AI-powered school lunch suggestions from a photo of your fridge or pantry.
LunchBox Buddy is a small AI tool aimed at one of parenting's most relentless chores: packing school lunches. The flow is simple — open the app, snap a photo of what's in your fridge or pantry, and LunchBox Buddy returns suggestions for what to actually pack that day. The AI takes inventory of the food it can see, considers some basic kid-friendly lunch heuristics (a protein, a fruit, a snack, something the kid will actually eat), and turns that into concrete suggestions instead of leaving the parent staring at random ingredients at 7am.

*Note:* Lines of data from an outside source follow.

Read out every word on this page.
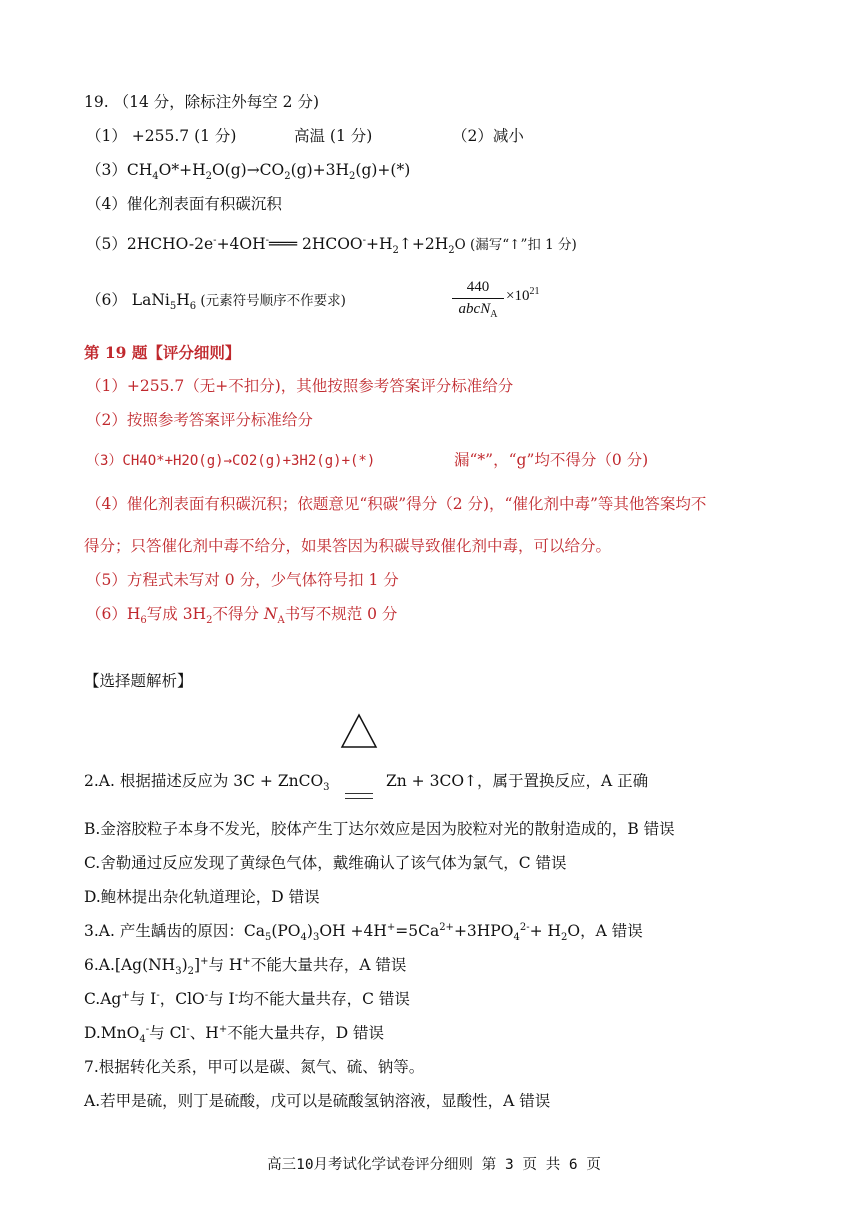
19. （14 分，除标注外每空 2 分)
（1） +255.7 (1 分)	高温 (1 分)	（2）减小
$(3)CH_4O*+H_2O(g)\to CO_2(g)+3H_2(g)+(*)$
（4）催化剂表面有积碳沉积
（5）2HCHO-2e-+4OH-═══ $2HCOO^-+H_2↑+2H_2O$ (漏写“↑”扣 1 分)
（6） $LaNi_5H_6$ (元素符号顺序不作要求)
440
abcN$_A$
$\times 10^{21}$
第 19 题【评分细则】
（1）+255.7（无+不扣分)，其他按照参考答案评分标准给分
（2）按照参考答案评分标准给分
（3）CH4O*+H2O(g)→CO2(g)+3H2(g)+(*)	漏“*”，“g”均不得分（0 分)
（4）催化剂表面有积碳沉积；依题意见“积碳”得分（2 分)，“催化剂中毒”等其他答案均不
得分；只答催化剂中毒不给分，如果答因为积碳导致催化剂中毒，可以给分。
（5）方程式未写对 0 分，少气体符号扣 1 分
$(6)H_6$写成 $3H_2$不得分 $N_A$书写不规范 0 分
【选择题解析】
2.A. 根据描述反应为 3C + ZnCO$_3$	Zn + 3CO↑，属于置换反应，A 正确
B.金溶胶粒子本身不发光，胶体产生丁达尔效应是因为胶粒对光的散射造成的，B 错误
C.舍勒通过反应发现了黄绿色气体，戴维确认了该气体为氯气，C 错误
D.鲍林提出杂化轨道理论，D 错误
3.A. 产生龋齿的原因：$Ca_5(PO_4)_3OH +4H^+=5Ca^{2+}+3HPO_4^{2-}+ H_2O$，A 错误
$6.A.[Ag(NH_3)_2]^+$与 H+不能大量共存，A 错误
C.Ag+与 I-，ClO-与 I-均不能大量共存，C 错误
D.MnO$_4$-与 Cl-、H+不能大量共存，D 错误
7.根据转化关系，甲可以是碳、氮气、硫、钠等。
A.若甲是硫，则丁是硫酸，戊可以是硫酸氢钠溶液，显酸性，A 错误
高三10月考试化学试卷评分细则 第 3 页 共 6 页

It's a tiny, very specific use of multimodal AI, and that's the point. The friction in packing lunch isn't ingredient access — it's the daily decision-making load. LunchBox Buddy collapses that into a single photo.
How it was built
LunchBox Buddy was vibe-coded by Kevin Roose, a New York Times technology journalist, who wrote about the experience as part of his ongoing reporting on AI tools. The app was built using Bolt as the primary scaffolding tool, with a stack reportedly built on Nuxt and daisyUI / Tailwind for the front end. It runs as a mobile-friendly web app rather than a native binary.
Roose's piece is one of the more widely-read examples of a non-engineer journalist shipping a real, working product as a way of stress-testing what AI tools can actually do. The app is also catalogued in the awesome-vibecoded-apps list on GitHub.
Why it matters
LunchBox Buddy is a clean example of the genre of "personal tool a parent builds for themselves and then puts on the open internet." Five years ago, doing this would have required either a willing engineer in the family or a multi-week side project; with Bolt and Claude under the hood, it became a weekend's work. The fact that the builder is a tech journalist makes the artifact double as reporting — proof of concept and case study in the same product.